Figure 2. DOK7 is hypermethylated in different breast cancer contexts. (B) Intra-pair difference (cancer-healthy) of the DOK7 associated bcDMP in eight twins (identification set) postdiagnosis assessed by pyro-sequencing. (C) Intra-pair difference (cancer-healthy) of the DOK7 associated bcDmP in 16 twins (validation set) postdiagnosis assessed by pyrosequencing. 2 (Heyn, Holger, et al. "DNA methylation profiling in breast cancer discordant identical twins identifies DOK7 as novel epigenetic biomarker." Carcinogenesis (2012): 102-08.)
But what about the yielded differences in pre versus post diagnosis cancer twins? In fact, three of the five suspected cancer twins displayed blood and tissue samples with a significant gain of DOK7 methylation, and these samples were taken prior to actual diagnosis, with a mean of 4.7 years before concrete diagnosis. In other words, DOK7 displayed significant enough methylation to be detected as a breast cancer indicator in patients about 4.7 years before their cancer was symptomatic and fully diagnosable. While this represents a very small sample size, such visible DOK7 methylation prior to actual diagnosis of breast cancer presents a very promising avenue of early detection.

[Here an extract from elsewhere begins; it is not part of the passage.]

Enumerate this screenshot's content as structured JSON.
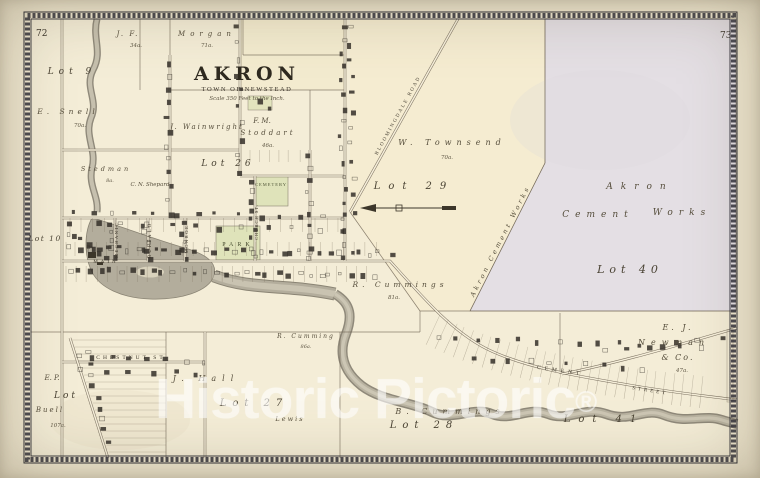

This is why this study, though not fully perfect, is incredibly exciting. This study has first identified 403 differentially methylated regions within important DNA regions, highlighting a significant epigenetic difference in cancer positive and cancer negative twins, independent of genetic influencers. Furthermore, these 403 regions were narrowed down to 14 possible bcDMPs, and finally 1 confirmed bcDNP, DOK7. DOK7 represents one of many possible bcDMPs that not only demonstrates significant methylation differences between tumor samples and normal tissues post diagnosis, but also unlocks the possibility for pre-symptomatic detection, epigenetic monitoring of disease development, and eventually epigenetic treatment of cancer!

Source Citation
Heyn, Holger, et al. "DNA methylation profiling in breast cancer discordant identical twins identifies
           DOK7 as novel epigenetic biomarker." Carcinogenesis (2012): 102-08.